During McCarthyism, the use of repeated unsupported accusations of moral turpitude, together with an institutionalized apparatus for investigators and tribunals, were the most successful coercive strategy, not the termination of employment. The zealots believed that the secretive nature of communist activities and conspiracies meant that communist subversive intentions would rarely be evident in overt speech or conduct, but rather must be inferred from patterns of association. In addition, accusation based on suspicion alone seemed justified in fighting secretive subversive intention and activity. An institutionalized apparatus of investigation and tribunal was also necessary to ferret out these secretive patterns of associations, intentions, and activities.

Richard Hofstadter and Walker Metzger, in "The Development of Academic Freedom in the United States" (1955), observed that this apparatus of investigation "makes, or threatens to make, investigation -- by trustees, by state legislative committees, by filiopietistic groups-a built-in characteristic of academic life, an organ of administration, interminable because it is non-specific, incalculable in effect because it rarely relates to professional behavior."

This strategy of repeated unsupported accusations of moral turpitude with an institutionalized apparatus for investigations and tribunals is replicated in the current fundamentalism from the radical academic left. The mission of the fundamentalist here is to expose the hidden structures of oppression in the culture. It is a small and natural step for the fundamentalist to expose those with hidden motives of oppression and bigotry and the hidden conspiracies supporting the structures of oppression.

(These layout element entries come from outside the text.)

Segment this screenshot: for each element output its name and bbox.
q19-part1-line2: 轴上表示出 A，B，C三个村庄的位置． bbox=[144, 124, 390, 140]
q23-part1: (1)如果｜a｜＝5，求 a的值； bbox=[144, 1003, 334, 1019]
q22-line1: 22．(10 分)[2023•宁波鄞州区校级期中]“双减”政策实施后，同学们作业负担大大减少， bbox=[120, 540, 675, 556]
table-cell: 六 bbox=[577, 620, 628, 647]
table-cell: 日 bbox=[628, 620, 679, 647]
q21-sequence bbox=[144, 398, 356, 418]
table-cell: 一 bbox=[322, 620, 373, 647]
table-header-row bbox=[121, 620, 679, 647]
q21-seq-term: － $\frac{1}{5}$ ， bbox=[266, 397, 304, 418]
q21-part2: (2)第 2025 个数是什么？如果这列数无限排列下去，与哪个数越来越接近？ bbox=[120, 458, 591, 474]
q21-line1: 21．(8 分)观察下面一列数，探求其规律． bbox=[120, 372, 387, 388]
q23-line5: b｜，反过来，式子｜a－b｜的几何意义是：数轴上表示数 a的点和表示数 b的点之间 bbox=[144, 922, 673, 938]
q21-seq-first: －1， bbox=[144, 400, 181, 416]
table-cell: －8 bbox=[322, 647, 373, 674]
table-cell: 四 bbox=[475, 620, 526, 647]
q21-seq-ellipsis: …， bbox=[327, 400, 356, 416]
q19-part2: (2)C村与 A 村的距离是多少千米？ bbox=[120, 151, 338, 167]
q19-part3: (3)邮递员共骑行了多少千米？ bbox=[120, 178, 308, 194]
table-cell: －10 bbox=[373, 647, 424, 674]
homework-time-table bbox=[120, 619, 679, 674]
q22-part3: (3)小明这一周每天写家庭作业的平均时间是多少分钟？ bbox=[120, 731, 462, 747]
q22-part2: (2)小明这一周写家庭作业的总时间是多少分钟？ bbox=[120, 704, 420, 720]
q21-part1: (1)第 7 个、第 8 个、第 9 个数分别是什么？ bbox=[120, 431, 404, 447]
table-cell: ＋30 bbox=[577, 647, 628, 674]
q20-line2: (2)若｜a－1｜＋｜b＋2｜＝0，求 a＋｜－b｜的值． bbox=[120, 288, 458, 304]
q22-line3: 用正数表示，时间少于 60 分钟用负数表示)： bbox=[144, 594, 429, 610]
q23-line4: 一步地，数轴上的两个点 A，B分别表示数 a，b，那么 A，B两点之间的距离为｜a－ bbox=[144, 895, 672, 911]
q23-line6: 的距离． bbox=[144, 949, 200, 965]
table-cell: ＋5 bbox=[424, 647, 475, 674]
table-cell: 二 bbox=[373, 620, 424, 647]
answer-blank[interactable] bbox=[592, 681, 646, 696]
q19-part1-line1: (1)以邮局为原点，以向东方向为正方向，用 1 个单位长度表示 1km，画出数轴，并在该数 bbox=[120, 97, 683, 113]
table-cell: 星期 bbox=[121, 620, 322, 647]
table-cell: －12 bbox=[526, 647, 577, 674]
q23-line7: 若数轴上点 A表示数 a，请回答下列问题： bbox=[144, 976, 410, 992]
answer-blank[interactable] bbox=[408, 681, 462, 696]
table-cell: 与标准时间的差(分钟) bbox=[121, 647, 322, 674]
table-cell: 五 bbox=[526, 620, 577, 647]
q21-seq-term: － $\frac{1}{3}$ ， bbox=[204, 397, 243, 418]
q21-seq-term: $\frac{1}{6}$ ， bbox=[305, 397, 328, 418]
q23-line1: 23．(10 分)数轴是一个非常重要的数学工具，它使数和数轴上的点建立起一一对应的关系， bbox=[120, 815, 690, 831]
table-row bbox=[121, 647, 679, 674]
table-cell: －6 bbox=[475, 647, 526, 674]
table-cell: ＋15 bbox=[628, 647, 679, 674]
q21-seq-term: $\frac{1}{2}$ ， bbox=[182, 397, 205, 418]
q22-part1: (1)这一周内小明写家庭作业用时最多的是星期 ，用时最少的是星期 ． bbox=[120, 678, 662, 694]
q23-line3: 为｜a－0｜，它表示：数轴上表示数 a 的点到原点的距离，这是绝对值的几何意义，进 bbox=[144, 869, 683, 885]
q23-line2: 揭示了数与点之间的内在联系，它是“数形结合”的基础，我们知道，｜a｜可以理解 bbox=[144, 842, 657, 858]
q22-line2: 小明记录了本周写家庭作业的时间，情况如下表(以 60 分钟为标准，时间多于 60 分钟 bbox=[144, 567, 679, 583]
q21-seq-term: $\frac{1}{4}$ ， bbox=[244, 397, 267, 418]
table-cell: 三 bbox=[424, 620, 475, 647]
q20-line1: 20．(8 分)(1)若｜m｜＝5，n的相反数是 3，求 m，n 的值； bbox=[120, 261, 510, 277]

Accusation based on feelings alone is justified in fighting the hidden oppressors. An institutionalized structure

of zealous prosecutors is necessary to root out hidden motives of bigotry. Under vague standards, the prosecutors can investigate speech, conduct, and associations from which hidden motives of bigotry and oppression can be inferred. Thus, investigation once again becomes a built-in characteristic of academic life, inflicting incalculable harm because it rarely relates to professional competence.

The American Association of University Professors' 1994 statement, "On Freedom of Expression and Campus Speech Codes," acknowledges: (1) that colleges and universities are communities, often of a residential character; (2) that the campus climate can profoundly affect an institution's efforts at diversity, and (3) that institutions should foster an atmosphere that is respectful of and welcoming to all persons. However the AAUP concludes that, " [R]ules that ban or punish speech cannot be justified. An institution of higher learning fails to fulfill its mission if it asserts the power to proscribe ideas --

and racial or ethnic slurs, sexist epithets, or homophobic insults almost always express ideas, however repugnant. Indeed, by proscribing any ideas a university sets an example that profoundly deserves its academic mission."

In seeking to make minorities more comfortable, universities should steer clear of either rules that punish speech or institutionalized structures of prosecutors with the power to investigate speech. The university can and should prohibit conduct such as defacing property, physical intimidation or harassment or the disruption of campus activities. Most critically, rather than sanctions, the university should rely on education about the virtue of civility, in the sense of respect for the rights and dignity of others in the discourse that are equal to one's own, and a mutual willingness to defend those rights.